Помню рассказ Абраши, папиного брата, долгое время жившего в Москве. Дело происходило где-то уже в 60-е годы. "Шура – просто невозможный человек, – рассказывал Абрам при мне кому-то из родственников. – Приехал он в Москву, мы встретились, садимся с ним в переполненный трамвай – он как инвалид с передней площадки, я с задней. И вот он мне через толпу пассажиров кричит: "Абраша! Ты сел?
Абраша!" – На меня весь вагон оглядывается, не знаю, куда деваться от неловкости… Ну, это же надо уметь: в московском трамвае что есть сил кричать "Абраша!"

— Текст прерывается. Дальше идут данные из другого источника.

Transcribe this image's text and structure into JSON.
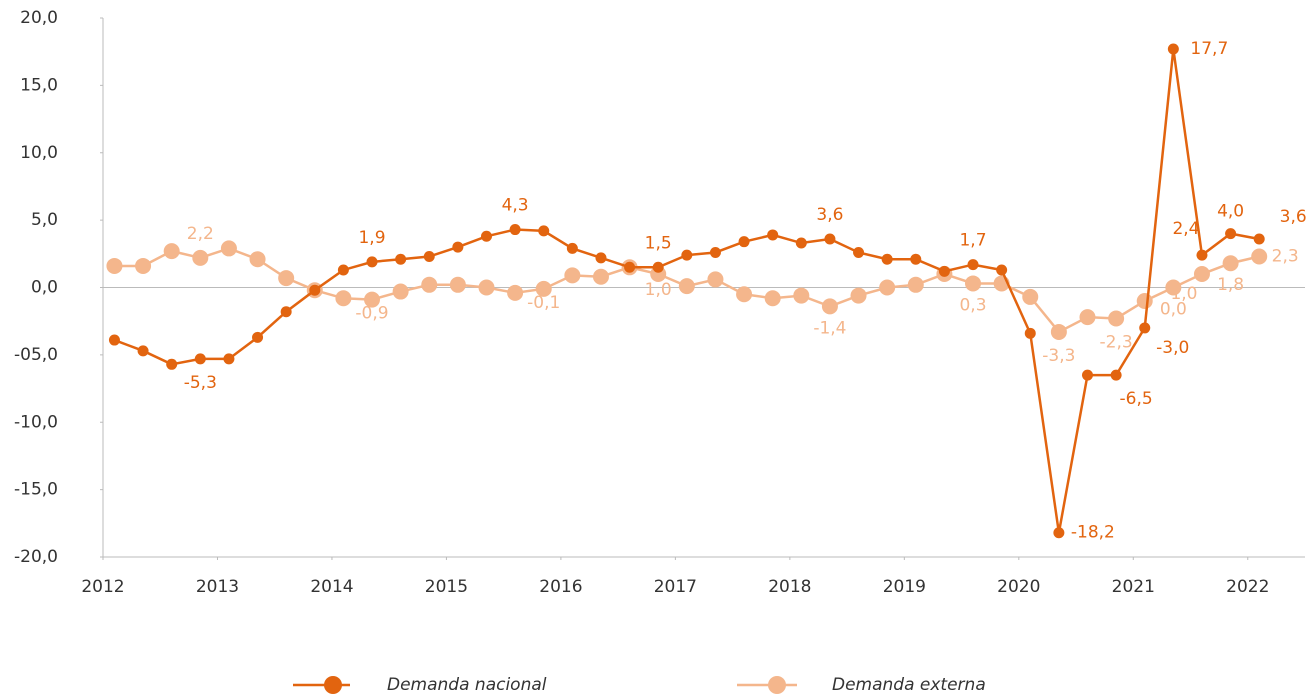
{
  "chart_data": {
    "type": "line",
    "x": [
      2012.1,
      2012.35,
      2012.6,
      2012.85,
      2013.1,
      2013.35,
      2013.6,
      2013.85,
      2014.1,
      2014.35,
      2014.6,
      2014.85,
      2015.1,
      2015.35,
      2015.6,
      2015.85,
      2016.1,
      2016.35,
      2016.6,
      2016.85,
      2017.1,
      2017.35,
      2017.6,
      2017.85,
      2018.1,
      2018.35,
      2018.6,
      2018.85,
      2019.1,
      2019.35,
      2019.6,
      2019.85,
      2020.1,
      2020.35,
      2020.6,
      2020.85,
      2021.1,
      2021.35,
      2021.6,
      2021.85,
      2022.1
    ],
    "series": [
      {
        "name": "Demanda nacional",
        "color": "#e2640f",
        "values": [
          -3.9,
          -4.7,
          -5.7,
          -5.3,
          -5.3,
          -3.7,
          -1.8,
          -0.2,
          1.3,
          1.9,
          2.1,
          2.3,
          3.0,
          3.8,
          4.3,
          4.2,
          2.9,
          2.2,
          1.5,
          1.5,
          2.4,
          2.6,
          3.4,
          3.9,
          3.3,
          3.6,
          2.6,
          2.1,
          2.1,
          1.2,
          1.7,
          1.3,
          -3.4,
          -18.2,
          -6.5,
          -6.5,
          -3.0,
          17.7,
          2.4,
          4.0,
          3.6
        ],
        "value_labels": [
          null,
          null,
          null,
          "-5,3",
          null,
          null,
          null,
          null,
          null,
          "1,9",
          null,
          null,
          null,
          null,
          "4,3",
          null,
          null,
          null,
          null,
          "1,5",
          null,
          null,
          null,
          null,
          null,
          "3,6",
          null,
          null,
          null,
          null,
          "1,7",
          null,
          null,
          "-18,2",
          null,
          "-6,5",
          "-3,0",
          "17,7",
          "2,4",
          "4,0",
          "3,6"
        ]
      },
      {
        "name": "Demanda externa",
        "color": "#f4b68c",
        "values": [
          1.6,
          1.6,
          2.7,
          2.2,
          2.9,
          2.1,
          0.7,
          -0.2,
          -0.8,
          -0.9,
          -0.3,
          0.2,
          0.2,
          0.0,
          -0.4,
          -0.1,
          0.9,
          0.8,
          1.5,
          1.0,
          0.1,
          0.6,
          -0.5,
          -0.8,
          -0.6,
          -1.4,
          -0.6,
          0.0,
          0.2,
          1.0,
          0.3,
          0.3,
          -0.7,
          -3.3,
          -2.2,
          -2.3,
          -1.0,
          0.0,
          1.0,
          1.8,
          2.3
        ],
        "value_labels": [
          null,
          null,
          null,
          "2,2",
          null,
          null,
          null,
          null,
          null,
          "-0,9",
          null,
          null,
          null,
          null,
          null,
          "-0,1",
          null,
          null,
          null,
          "1,0",
          null,
          null,
          null,
          null,
          null,
          "-1,4",
          null,
          null,
          null,
          null,
          "0,3",
          null,
          null,
          "-3,3",
          null,
          "-2,3",
          null,
          "0,0",
          "1,0",
          "1,8",
          "2,3"
        ]
      }
    ],
    "xlim": [
      2012,
      2022.5
    ],
    "xticks": [
      2012,
      2013,
      2014,
      2015,
      2016,
      2017,
      2018,
      2019,
      2020,
      2021,
      2022
    ],
    "ylim": [
      -20,
      20
    ],
    "yticks": [
      {
        "value": -20,
        "label": "-20,0"
      },
      {
        "value": -15,
        "label": "-15,0"
      },
      {
        "value": -10,
        "label": "-10,0"
      },
      {
        "value": -5,
        "label": "-05,0"
      },
      {
        "value": 0,
        "label": "0,0"
      },
      {
        "value": 5,
        "label": "5,0"
      },
      {
        "value": 10,
        "label": "10,0"
      },
      {
        "value": 15,
        "label": "15,0"
      },
      {
        "value": 20,
        "label": "20,0"
      }
    ]
  }
}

Я уже упоминал в 1-й части этих записок, что в начале 30-х Тамара с Шурой жили в Киеве, и там трагически погибла их старшая дочь Ирочка. Она каталась по перилам парадной лестницы, сорвалась в пролет с 4-го или 5-го этажа и убилась насмерть. С тех пор Сазоновы панически боялись высоких этажей и все стремились перехитрить судьбу, – напрасный труд!
Перед войной Шура, получив должность ректора университета, мог, конечно, выбрать квартиру себе по вкусу. Но предпочел две или три комнаты в коммунальной квартире с соседями и общей кухней, лишь бы не жить высоко. Квартира была на Бассейной, угол улицы Артема, в большом двухэтажном особняке – Сазоновы жили на первом, и одна из комнат имела выход на огромный балкон-веранду. Все это низко над землей, так что и при желании не убьешься.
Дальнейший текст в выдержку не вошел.